Confira abaixo a seleção do Sambarazzo com as frases mais polêmicas do adorável mundo do samba nos últimos dias!

Eu, que na Sapucaí fui considerado traidor, esse ano vou sair de herói. Eles jogaram fora o patrocínio que eu consegui.

Marcelo Crivella, prefeito do Rio filiado ao PRB, sobre a relação que construiu com o Carnaval das escolas de samba, em entrevista ao Jornal Extra. Ele prometeu sentar para conversar com os dirigentes do Grupo Especial para falar sobre subvenção pública do município, que ficou 50% menor este ano. A justificativa dele para o corte é que uma parcela do valor seria repassado a partir do patrocínio da Uber, que acabou deixando o evento.

Candidato ao cargo de governador do Rio de Janeiro, Marcelo Crivella (PRB) concede entrevista que agita os bastidores do samba (Fernando Frazão/Agência Brasil)
Ao dizer que deveria ser tratado como herói, Crivella fez referência à alegoria em que a Mangueira o retratou como judas no Carnaval passado | Fotos: Fernando Frazão/Agência Brasil e Michele Iassanori/Sambarazzo

Não tem outra explicação a não ser um racismo fortemente arraigado na mentalidade do poder público e também da iniciativa privada.

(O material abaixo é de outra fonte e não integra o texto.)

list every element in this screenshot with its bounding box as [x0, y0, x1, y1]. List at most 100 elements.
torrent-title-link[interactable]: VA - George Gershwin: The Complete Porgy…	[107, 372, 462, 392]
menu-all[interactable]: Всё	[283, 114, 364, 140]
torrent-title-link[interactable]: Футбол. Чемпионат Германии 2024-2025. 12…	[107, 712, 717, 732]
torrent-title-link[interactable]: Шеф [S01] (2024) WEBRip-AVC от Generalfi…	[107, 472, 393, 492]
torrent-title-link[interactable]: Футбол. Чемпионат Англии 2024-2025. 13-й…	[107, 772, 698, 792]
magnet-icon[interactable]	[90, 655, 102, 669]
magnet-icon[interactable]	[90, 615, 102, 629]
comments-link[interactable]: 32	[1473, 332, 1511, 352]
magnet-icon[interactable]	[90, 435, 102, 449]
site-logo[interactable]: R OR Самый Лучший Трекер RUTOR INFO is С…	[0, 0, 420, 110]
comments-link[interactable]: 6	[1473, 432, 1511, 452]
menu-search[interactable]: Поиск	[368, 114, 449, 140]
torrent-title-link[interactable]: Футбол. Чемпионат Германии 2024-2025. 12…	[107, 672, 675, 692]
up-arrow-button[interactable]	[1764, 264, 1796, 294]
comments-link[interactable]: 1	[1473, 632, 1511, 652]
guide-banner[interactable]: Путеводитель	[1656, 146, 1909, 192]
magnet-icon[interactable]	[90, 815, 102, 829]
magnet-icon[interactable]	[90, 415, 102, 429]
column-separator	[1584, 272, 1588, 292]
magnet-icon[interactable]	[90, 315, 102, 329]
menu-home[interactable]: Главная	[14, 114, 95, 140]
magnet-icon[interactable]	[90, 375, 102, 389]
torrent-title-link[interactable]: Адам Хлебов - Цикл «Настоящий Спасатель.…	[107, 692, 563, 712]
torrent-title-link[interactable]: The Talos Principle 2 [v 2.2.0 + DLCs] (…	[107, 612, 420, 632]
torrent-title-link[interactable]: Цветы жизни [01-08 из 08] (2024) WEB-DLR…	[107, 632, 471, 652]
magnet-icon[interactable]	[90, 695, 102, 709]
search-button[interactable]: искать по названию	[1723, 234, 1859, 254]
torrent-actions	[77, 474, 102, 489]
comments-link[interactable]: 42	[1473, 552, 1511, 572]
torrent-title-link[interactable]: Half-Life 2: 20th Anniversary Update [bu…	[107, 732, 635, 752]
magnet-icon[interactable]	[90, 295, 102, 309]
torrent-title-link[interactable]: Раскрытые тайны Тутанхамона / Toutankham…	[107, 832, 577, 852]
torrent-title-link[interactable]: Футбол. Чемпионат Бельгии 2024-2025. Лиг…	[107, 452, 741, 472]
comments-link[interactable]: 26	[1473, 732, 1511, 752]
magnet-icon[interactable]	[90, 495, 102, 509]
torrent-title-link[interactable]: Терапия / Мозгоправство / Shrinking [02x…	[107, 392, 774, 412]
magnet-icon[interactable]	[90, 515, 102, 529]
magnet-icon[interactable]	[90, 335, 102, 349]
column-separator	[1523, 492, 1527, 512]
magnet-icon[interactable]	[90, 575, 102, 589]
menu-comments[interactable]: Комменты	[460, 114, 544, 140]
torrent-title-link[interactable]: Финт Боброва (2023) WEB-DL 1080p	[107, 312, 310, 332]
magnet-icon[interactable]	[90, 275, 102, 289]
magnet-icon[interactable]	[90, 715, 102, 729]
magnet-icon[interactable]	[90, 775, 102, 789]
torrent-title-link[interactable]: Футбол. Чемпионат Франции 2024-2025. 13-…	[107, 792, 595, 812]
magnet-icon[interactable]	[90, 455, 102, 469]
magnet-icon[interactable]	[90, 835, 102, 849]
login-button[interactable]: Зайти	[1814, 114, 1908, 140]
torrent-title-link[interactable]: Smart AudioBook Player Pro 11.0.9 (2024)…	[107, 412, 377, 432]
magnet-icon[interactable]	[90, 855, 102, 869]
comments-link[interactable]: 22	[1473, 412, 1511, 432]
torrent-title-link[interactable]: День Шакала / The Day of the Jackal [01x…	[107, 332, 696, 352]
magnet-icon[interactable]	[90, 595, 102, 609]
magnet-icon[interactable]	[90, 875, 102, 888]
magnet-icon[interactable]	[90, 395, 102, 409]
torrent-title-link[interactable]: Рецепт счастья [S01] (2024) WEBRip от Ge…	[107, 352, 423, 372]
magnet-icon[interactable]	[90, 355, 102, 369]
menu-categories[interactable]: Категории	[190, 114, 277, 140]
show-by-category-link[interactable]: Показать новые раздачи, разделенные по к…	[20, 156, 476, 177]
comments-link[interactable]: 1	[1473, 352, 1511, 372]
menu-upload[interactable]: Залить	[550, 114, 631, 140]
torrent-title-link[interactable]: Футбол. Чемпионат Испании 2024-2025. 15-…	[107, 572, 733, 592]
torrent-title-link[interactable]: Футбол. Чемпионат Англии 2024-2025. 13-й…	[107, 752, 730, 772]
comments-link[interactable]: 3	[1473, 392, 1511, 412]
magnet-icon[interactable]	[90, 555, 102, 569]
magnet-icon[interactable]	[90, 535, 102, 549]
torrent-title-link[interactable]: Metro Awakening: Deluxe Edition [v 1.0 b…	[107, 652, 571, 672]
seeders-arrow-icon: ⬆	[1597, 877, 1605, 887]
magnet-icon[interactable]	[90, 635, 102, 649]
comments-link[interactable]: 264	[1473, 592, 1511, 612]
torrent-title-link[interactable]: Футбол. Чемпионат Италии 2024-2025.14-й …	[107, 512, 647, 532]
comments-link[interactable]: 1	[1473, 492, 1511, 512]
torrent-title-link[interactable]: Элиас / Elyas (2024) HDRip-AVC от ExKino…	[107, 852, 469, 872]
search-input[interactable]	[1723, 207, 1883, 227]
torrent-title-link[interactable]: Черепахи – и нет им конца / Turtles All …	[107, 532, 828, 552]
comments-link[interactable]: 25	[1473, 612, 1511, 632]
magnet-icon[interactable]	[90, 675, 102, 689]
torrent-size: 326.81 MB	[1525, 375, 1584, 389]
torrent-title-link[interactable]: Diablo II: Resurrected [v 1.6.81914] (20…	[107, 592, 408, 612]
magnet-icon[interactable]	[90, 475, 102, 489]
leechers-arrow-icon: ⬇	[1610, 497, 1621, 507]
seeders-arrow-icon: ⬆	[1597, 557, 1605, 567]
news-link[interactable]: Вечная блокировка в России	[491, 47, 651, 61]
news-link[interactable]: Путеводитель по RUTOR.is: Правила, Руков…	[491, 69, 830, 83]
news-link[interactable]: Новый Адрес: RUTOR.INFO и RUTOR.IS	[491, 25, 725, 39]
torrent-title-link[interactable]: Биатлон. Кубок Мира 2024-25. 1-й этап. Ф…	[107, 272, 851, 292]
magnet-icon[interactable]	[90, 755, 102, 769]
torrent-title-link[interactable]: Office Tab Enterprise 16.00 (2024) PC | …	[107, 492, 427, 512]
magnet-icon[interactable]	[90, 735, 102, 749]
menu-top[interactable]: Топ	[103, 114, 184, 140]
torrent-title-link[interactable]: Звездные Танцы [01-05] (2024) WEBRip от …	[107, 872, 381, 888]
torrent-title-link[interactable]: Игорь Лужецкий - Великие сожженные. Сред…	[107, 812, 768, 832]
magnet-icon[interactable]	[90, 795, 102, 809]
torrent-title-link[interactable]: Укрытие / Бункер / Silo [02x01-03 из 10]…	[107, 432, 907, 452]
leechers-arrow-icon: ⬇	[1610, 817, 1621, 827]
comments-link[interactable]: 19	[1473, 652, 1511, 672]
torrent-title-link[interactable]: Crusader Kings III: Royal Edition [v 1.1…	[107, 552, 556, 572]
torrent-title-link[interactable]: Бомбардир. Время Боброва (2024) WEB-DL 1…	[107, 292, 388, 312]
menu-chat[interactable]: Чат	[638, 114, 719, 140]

Jean Wyllys, deputado federal pelo PSOL, sobre as dificuldades encontradas pelas escolas de samba para arrecadar recursos para o Carnaval. A afirmação foi ponto de partida para um artigo escrito para o Mídia Ninja, dias após o anúncio de um novo corte da verba destinada à festa pela Prefeitura do Rio, sob gestão de Crivella, assumidamente evangélico.

O parlamentar Jean Wyllys vê a falta de apoio público e da iniciativa privada ao Carnaval como um mecanismo racista, já que trata-se de uma festa com origens na cultura negra | Foto: Reprodução/Facebook

A Liesa está bem entregue com o presidente Jorge Castanheira. Ele mesmo sente que tem de fazer mudanças.

Fernando Horta, presidente da Unidos da Tijuca, sobre a presidência da Liga Independente das Escolas de Samba (Liesa), em declaração concedida ao site Carnavalesco. No fim do ano passado, ouviu-se falar num possível pedido de impeachment do dirigente, organizado pelas agremiações. Ao Sambarazzo, Castanheira já disse não ter conhecimento sobre o assunto.

Fernando Horta, mandatário da Unidos da Tijuca, classifica como positiva a gestão de Jorge Castanheira na Liesa | Foto: Sambarazzo

A Liesa tem que ser repensada. Acho que o mundo do carnaval inteiro pede isso. A Liga parou no tempo. Não consegue se adaptar e dar chance às escolas de evoluírem. Que organização no mundo está há 40 anos no mesmo formato?”Gabriel David, conselheiro da Beija-Flor e filho do patrono Anísio Abrão David. Em entrevista ao Jornal O Globo, o jovem de 21 anos classificou Castanheira como um líder centralizador.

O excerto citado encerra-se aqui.